April 4: 1870: Duluth’s first mayoral election

On this day in Duluth in 1870, Colonel Joshua B. Culver was elected the city’s first mayor. Historic accounts of this event differ. Walter Van Brunt, future historian and Duluth’s first City Clerk, soberly recorded that the election was held, “in the schoolhouse at Portland, and the candidates for election to mayoral office were Col. J. B. Culver, Democrat, and John C. Hunter, Republican. [Judge] Carey records that 448 votes were cast, 241 being in favor of Culver, and 205 in favor of Hunter, two being scattered.” Jerome Cooley, writing in 1922 about an event he did not witness, wrote that in the election, “a grand total of 448 ballots were cast, without troubling to get out the woman vote. The 448 citizens were secured in a truly western style…. On election day they would take an Indian into a back room, give him a drink, have him put on a pair of pants and tell him his name was Joe LePort and for him to go out and put the slip of paper into the box and come back and get another drink.
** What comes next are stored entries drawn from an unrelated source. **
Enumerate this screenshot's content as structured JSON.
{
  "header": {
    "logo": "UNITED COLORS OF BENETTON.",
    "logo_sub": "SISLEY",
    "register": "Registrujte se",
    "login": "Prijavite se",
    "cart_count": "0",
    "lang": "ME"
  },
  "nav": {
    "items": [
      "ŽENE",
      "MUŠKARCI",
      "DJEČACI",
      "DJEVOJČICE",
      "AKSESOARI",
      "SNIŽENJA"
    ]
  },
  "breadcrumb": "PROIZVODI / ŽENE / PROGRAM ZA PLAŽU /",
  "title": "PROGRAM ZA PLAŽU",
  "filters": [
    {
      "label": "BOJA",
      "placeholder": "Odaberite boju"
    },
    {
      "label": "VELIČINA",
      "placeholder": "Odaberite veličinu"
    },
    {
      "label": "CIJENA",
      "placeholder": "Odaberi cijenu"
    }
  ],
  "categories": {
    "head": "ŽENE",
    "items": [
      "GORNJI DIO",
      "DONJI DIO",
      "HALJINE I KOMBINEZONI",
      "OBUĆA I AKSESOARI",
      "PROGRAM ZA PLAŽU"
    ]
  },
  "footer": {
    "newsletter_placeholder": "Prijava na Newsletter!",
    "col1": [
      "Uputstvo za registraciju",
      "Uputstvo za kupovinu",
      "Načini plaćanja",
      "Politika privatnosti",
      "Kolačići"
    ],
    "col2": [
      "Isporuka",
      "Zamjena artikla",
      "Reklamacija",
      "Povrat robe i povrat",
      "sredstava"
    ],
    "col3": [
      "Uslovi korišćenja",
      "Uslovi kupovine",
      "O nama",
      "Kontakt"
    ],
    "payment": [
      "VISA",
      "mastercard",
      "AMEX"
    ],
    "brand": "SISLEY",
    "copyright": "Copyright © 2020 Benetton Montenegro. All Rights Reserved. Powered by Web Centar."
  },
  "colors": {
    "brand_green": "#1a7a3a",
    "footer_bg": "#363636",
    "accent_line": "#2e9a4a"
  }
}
When he came back they stripped the pants off and called the next Indian in line and did the same with him. They had so many Joe LePorts that the inspector afterwards thought that there was some fraud, but he was convinced to the contrary and no trouble came of it.” Minnesotian editor Thomas Foster, who considered Culver a criminal, reported improprieties in the fledgling city’s second ward, but made no mention of natives conned into committing voter fraud.